Ulus devlete inanan ve onun için çalışan Başbakan Mustafa el-Kazimi'nin zorlanmadan, zaman ve emek vermeden, yeni nesle, “Ekim Devrimi” nesline güvenmeden bu engelleri aşması kolay değil.
Durum epey kompleksli ve yargı üzerinde bile baskı var. Nitekim Haşdi Şabi’nin askeri geçit törenleri ortasında yargı, Kerbela’da aktivistlere suikast düzenlemekle itham edilen Haşdi Şabi’nin Enbar Operasyonlar Komutanı Kasım Muslih’i serbest bıraktı. Kazimi’nin dediği gibi, Musul’un DEAŞ’ın eline düşmesinin arkasında nasıl ki “yanlış gidişat” yer alıyorsa, DEAŞ’ın coğrafi kontrolü sonrası evreyi organize eden negatif gidişat da Irak’ın çöküşüne yol açabilir.
Devlete meydan okuyan ve devletin güvenliğine karşı tehlikeli uygulamaları olan Haşdi Şabi ile mücadelede Kazimi'nin sonuna kadar gitmesini neyin engellediği kimsenin meçhulü değil.
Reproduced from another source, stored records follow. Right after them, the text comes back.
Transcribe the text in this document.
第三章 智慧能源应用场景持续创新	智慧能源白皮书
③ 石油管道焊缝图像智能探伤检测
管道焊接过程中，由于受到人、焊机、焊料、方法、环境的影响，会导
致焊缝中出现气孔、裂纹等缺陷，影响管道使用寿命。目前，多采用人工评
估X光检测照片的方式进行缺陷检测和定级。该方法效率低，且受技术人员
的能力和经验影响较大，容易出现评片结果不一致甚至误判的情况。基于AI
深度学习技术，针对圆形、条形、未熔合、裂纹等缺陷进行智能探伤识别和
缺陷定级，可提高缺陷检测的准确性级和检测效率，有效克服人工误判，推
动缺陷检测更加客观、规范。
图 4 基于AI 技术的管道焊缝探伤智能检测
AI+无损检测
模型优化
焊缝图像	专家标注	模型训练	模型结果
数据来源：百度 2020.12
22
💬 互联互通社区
Yine Başbakan'ın, Şii dini mercii Ayetullah Ali es-Sistani'nin Musul'dan Bağdat'a yönelmeye hazırlanan DEAŞ'a karşı koymak için verdiği "Cihad Fetvası”nın 7’inci yıldönümünde yaptığı konuşmada, resmin tamamını çizmesi beklenmiyordu.
Kazimi, Haşdi Şabi’nin “canavarı durdurmak” için harcadığı çabaları övdü ve dini merciinin; “Fetvanın ulusal olmayan projeler çıkarına siyasi ve ekonomik olarak istismar edilmesine” yönelik uyarılarını tekrar etmekle yetindi. Kazimi’nin; “Silahlı kuvvetleri destekleyerek ve performansını ulusal askeri kurallara göre kontrol ederek yanlış gidişatı düzeltmeye ve ülkeyi doğru çizgiye getirmeye” çalışmanın altını çizmesi de doğaldı.
DEAŞ Hilafeti’ne karşı mücadelede bir “gereklilik” olan Haşdi Şabi, DEAŞ’a karşı zaferin  ardından Irak için “zararlı” olmaya başladı.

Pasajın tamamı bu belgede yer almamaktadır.